Imaging Ca2+ concentration changes at the secretory vesicle surface with a recombinant targeted cameleon

Regulated exocytosis involves the Ca2+-triggered fusion of secretory vesicles with the plasma membrane, by activation of vesicle membrane Ca2+-binding proteins [1]. The Ca2+-binding sites of these proteins are likely to lie within 30 nm of the vesicle surface, a domain in which changes in Ca2+ concentration cannot be resolved by conventional fluorescence microscopy.

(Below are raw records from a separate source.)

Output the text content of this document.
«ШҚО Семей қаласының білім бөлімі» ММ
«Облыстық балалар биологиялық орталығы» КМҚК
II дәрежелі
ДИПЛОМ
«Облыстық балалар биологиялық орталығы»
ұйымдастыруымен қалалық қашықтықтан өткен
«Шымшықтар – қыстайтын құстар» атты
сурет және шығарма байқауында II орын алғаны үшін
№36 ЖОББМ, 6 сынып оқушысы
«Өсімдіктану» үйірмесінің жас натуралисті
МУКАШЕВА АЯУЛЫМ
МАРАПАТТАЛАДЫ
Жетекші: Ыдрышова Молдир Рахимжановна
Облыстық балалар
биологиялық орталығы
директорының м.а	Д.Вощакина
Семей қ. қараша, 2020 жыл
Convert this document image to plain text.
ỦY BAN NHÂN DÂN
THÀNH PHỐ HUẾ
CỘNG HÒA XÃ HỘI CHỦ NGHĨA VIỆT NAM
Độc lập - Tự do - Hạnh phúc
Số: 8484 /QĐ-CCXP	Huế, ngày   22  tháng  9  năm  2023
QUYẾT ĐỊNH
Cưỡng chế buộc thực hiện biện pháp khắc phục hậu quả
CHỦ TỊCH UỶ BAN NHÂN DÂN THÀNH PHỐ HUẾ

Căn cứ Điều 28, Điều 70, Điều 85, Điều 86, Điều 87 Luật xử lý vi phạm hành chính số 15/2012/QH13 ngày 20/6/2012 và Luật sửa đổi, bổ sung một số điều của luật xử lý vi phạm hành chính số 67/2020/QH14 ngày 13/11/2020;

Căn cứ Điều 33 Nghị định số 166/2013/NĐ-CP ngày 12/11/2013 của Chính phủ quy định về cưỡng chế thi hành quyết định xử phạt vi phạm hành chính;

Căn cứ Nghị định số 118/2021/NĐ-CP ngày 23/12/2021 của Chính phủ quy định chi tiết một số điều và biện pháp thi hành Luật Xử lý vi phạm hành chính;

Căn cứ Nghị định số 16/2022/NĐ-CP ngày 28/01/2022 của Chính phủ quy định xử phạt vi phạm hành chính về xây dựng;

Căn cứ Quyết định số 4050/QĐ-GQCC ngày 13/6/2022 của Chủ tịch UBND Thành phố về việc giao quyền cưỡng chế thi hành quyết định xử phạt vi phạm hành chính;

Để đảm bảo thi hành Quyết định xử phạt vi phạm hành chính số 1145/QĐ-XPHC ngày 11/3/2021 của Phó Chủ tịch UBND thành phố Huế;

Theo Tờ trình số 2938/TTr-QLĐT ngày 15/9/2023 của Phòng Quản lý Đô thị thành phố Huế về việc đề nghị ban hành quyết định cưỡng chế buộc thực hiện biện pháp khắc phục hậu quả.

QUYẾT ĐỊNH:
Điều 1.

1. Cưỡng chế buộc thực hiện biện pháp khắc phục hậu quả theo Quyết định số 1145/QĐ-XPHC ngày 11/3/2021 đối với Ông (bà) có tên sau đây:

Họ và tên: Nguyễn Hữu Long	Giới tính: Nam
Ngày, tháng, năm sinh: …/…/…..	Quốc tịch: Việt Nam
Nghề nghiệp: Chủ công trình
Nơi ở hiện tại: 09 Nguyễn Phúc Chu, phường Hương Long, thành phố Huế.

A fluorescent indicator for Ca2+ called a yellow ‘cameleon’ (Ycam2) – comprising a fusion between a cyan-emitting mutant of the green fluorescent protein (GFP), calmodulin, the calmodulin-binding peptide M13 and an enhanced yellow-emitting GFP – which is targetable to specific intracellular locations, has been described [2]. Here, we generated a fusion between phogrin, a protein that is localised to secretory granule membranes [3], and Ycam2 (phogrin–Ycam2) to monitor changes in Ca2+ concentration ([Ca2+]) at the secretory vesicle surface ([Ca2+]gd) through alterations in fluorescence resonance energy transfer (FRET) between the linked cyan and yellow fluorescent proteins (CFP and YFP, respectively) in Ycam2. In both neuroendocrine PC12 and MIN6 pancreatic β cells, apparent resting values of cytosolic [Ca2+] and [Ca2+]gd were similar throughout the cell. In MIN6 cells following the activation of Ca2+ influx, the minority of vesicles that were within ∼1 μm of the plasma membrane underwent increases in [Ca2+]gd that were significantly greater than those experienced by deeper vesicles, and greater than the apparent cytosolic [Ca2+] change. The ability to image both global and compartmentalised [Ca2+] changes with recombinant targeted cameleons should extend the usefulness of these new Ca2+ probes.